Depuis que le baromètre des notaires existe (2007), le nombre de transactions immobilières actées devant notaire au troisième trimestre n'a jamais été aussi élevé. Il a augmenté de 4,6% par rapport à la même période l'an dernier. Sur les neuf premiers mois de l'année, le bond est même de 6,6%. Une hausse étonnante alors que les taux hypothécaires ou les rendements sur les marchés financiers sont faibles depuis longtemps déjà. Au cours du troisième trimestre, la hausse est majeure à Bruxelles (+ 7,6%), plus modérée dans les deux autres Régions : + 1,7% en Wallonie et + 5,4% en Flandre. Au niveau des prix, la hausse ne connaît aucune pause. Le prix moyen d'une maison s'élève à 259.725 euros (+ 3,2%) avec Bruxelles loin devant (474.371 euros) et le Hainaut comme la province wallonne la plus intéressante (157.969 euros). En Wallonie, la palme revient toujours au Brabant wallon (339.515 euros, + 5%). Pour la première fois, le prix moyen dans les provinces de Luxembourg et de Namur a dépassé les 200.000 euros. Il est à noter que la hausse de ce prix moyen est de 14,5% sur cinq ans, soit 6,2% hors inflation. Du côté des appartements, la hausse est comparable (+ 3,7%) avec un prix moyen de 228.356 euros. A ce niveau, la côte arrive en tête (avec 264.500 euros pour la Flandre-Occidentale) devant Bruxelles (253.500 euros).

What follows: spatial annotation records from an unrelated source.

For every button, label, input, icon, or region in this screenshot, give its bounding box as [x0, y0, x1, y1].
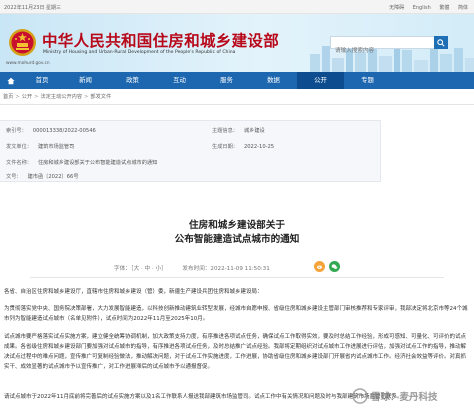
search-icon — [437, 38, 445, 47]
snowball-logo-icon — [352, 388, 368, 404]
share-weibo-icon[interactable] — [314, 261, 325, 272]
info-created-date: 生成日期： 2022-10-25 — [212, 144, 275, 150]
info-topic: 主题信息： 城乡建设 — [212, 128, 265, 134]
search-box — [330, 36, 448, 57]
nav-item-policy[interactable]: 政策 — [109, 72, 156, 89]
breadcrumb-home[interactable]: 首页 — [3, 94, 13, 100]
accessibility-link[interactable]: 无障碍 — [389, 5, 404, 11]
main-nav: 首页 新闻 政策 互动 服务 数据 公开 专题 — [0, 72, 474, 89]
site-url: www.mohurd.gov.cn — [6, 61, 50, 66]
font-size-label: 字体： — [114, 266, 131, 272]
breadcrumb-ministry-docs[interactable]: 部发文件 — [90, 94, 111, 100]
nav-item-news[interactable]: 新闻 — [62, 72, 109, 89]
nav-item-home[interactable]: 首页 — [22, 72, 62, 89]
info-issuer: 发文单位： 建筑市场监管司 — [6, 144, 75, 150]
paragraph-salutation: 各省、自治区住房和城乡建设厅，直辖市住房和城乡建设（管）委，新疆生产建设兵团住房… — [4, 289, 263, 295]
breadcrumb: 首页 > 公开 > 法定主动公开内容 > 部发文件 — [0, 89, 474, 105]
site-title: 中华人民共和国住房和城乡建设部 — [42, 31, 280, 50]
search-button[interactable] — [434, 36, 448, 49]
wechat-icon — [331, 264, 338, 269]
nav-item-service[interactable]: 服务 — [203, 72, 250, 89]
nav-item-interaction[interactable]: 互动 — [156, 72, 203, 89]
breadcrumb-statutory[interactable]: 法定主动公开内容 — [41, 94, 83, 100]
breadcrumb-public[interactable]: 公开 — [22, 94, 32, 100]
info-index-number: 索引号： 000013338/2022-00546 — [6, 128, 96, 134]
search-input[interactable] — [331, 45, 431, 57]
nav-item-topics[interactable]: 专题 — [344, 72, 391, 89]
weibo-icon — [317, 265, 322, 269]
meta-divider — [30, 277, 444, 278]
article-title-line2: 公布智能建造试点城市的通知 — [174, 234, 300, 245]
simplified-chinese-link[interactable]: 简体 — [458, 5, 468, 11]
info-document-number: 文号： 建市函〔2022〕66号 — [6, 174, 79, 180]
article-meta: 字体：［大 · 中 · 小］ 发布时间：2022-11-09 11:50:31 — [114, 264, 270, 272]
watermark-text: 雪球：麦丹科技 — [371, 392, 438, 403]
document-info-box: 索引号： 000013338/2022-00546 主题信息： 城乡建设 发文单位：… — [0, 120, 381, 182]
top-utility-bar: 2022年11月23日 星期三 无障碍 English 繁體 简体 — [0, 0, 474, 14]
english-link[interactable]: English — [413, 5, 431, 11]
info-file-name: 文件名称： 住房和城乡建设部关于公布智能建造试点城市的通知 — [6, 160, 158, 166]
national-emblem-icon — [9, 29, 36, 56]
publish-time: 发布时间：2022-11-09 11:50:31 — [182, 266, 270, 272]
nav-item-data[interactable]: 数据 — [250, 72, 297, 89]
nav-item-public[interactable]: 公开 — [297, 72, 344, 89]
nav-home-icon-button[interactable] — [0, 72, 22, 89]
utility-links: 无障碍 English 繁體 简体 — [382, 4, 468, 11]
xueqiu-watermark: 雪球：麦丹科技 — [352, 386, 472, 406]
paragraph-requirements: 试点城市要严格落实试点实施方案，建立健全统筹协调机制，加大政策支持力度，有序推进… — [4, 334, 467, 370]
home-icon — [7, 77, 15, 84]
site-subtitle: Ministry of Housing and Urban-Rural Deve… — [43, 50, 236, 55]
site-header: 中华人民共和国住房和城乡建设部 Ministry of Housing and … — [0, 14, 474, 72]
article-title-line1: 住房和城乡建设部关于 — [189, 220, 285, 231]
font-size-selector[interactable]: ［大 · 中 · 小］ — [131, 266, 167, 272]
traditional-chinese-link[interactable]: 繁體 — [439, 5, 449, 11]
share-wechat-icon[interactable] — [329, 261, 340, 272]
paragraph-intro: 为贯彻落实党中央、国务院决策部署，大力发展智能建造，以科技创新推动建筑业转型发展… — [4, 306, 468, 322]
current-date: 2022年11月23日 星期三 — [4, 5, 62, 11]
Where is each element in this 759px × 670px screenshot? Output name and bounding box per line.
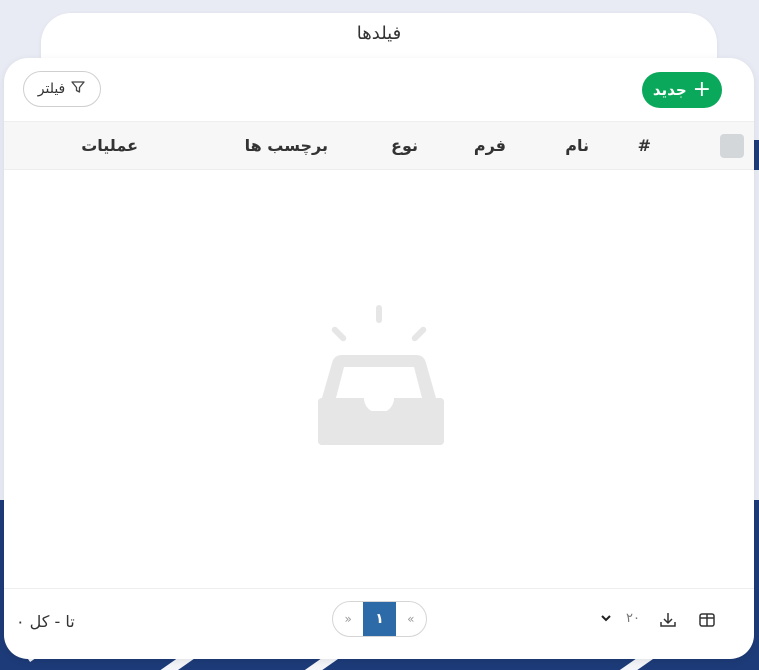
- page-size-value: ۲۰: [626, 611, 640, 626]
- new-button-label: جدید: [652, 81, 687, 99]
- prev-page-button[interactable]: »: [333, 602, 363, 636]
- columns-icon[interactable]: [698, 611, 716, 629]
- select-all-checkbox[interactable]: [720, 134, 744, 158]
- empty-inbox-icon: [314, 303, 444, 452]
- filter-button-label: فیلتر: [37, 81, 66, 97]
- column-header-index[interactable]: #: [638, 136, 651, 155]
- filter-button[interactable]: فیلتر: [23, 71, 101, 107]
- filter-icon: [70, 79, 86, 99]
- toolbar: + جدید فیلتر: [4, 58, 754, 120]
- page-title: فیلدها: [356, 23, 402, 44]
- table-footer: ۲۰ » ۱ « تا - کل ۰: [4, 588, 754, 659]
- column-header-actions[interactable]: عملیات: [81, 136, 138, 155]
- download-icon[interactable]: [659, 611, 677, 629]
- pagination: » ۱ «: [332, 601, 427, 637]
- chevron-down-icon: [600, 609, 612, 628]
- column-header-name[interactable]: نام: [565, 136, 589, 155]
- page-size-select[interactable]: ۲۰: [600, 609, 640, 628]
- column-header-type[interactable]: نوع: [391, 136, 418, 155]
- current-page-button[interactable]: ۱: [363, 602, 396, 636]
- new-button[interactable]: + جدید: [642, 72, 722, 108]
- fields-card: + جدید فیلتر # نام فرم نوع برچسب ها عملی…: [4, 58, 754, 659]
- plus-icon: +: [692, 77, 712, 102]
- next-page-button[interactable]: «: [396, 602, 426, 636]
- column-header-form[interactable]: فرم: [474, 136, 506, 155]
- total-count: تا - کل ۰: [16, 612, 75, 631]
- column-header-labels[interactable]: برچسب ها: [245, 136, 328, 155]
- table-header: # نام فرم نوع برچسب ها عملیات: [4, 121, 754, 170]
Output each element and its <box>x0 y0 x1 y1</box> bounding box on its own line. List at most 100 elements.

Le quatrième trimestre de cette année risque d'être tout aussi agité. En effet, la Flandre a annoncé, fin septembre, la fin du bonus logement au 1er janvier 2020. Depuis, c'est la folie chez les notaires du nord du pays. En octobre, le nombre de transactions a bondi en Flandre de 42% par rapport à l'an dernier, soit 27.152 actes de vente. Une hausse incroyable qui devrait se poursuivre en novembre et décembre puisque l'obtention du bonus logement dépend de la date de la signature de l'acte, pas du compromis de vente.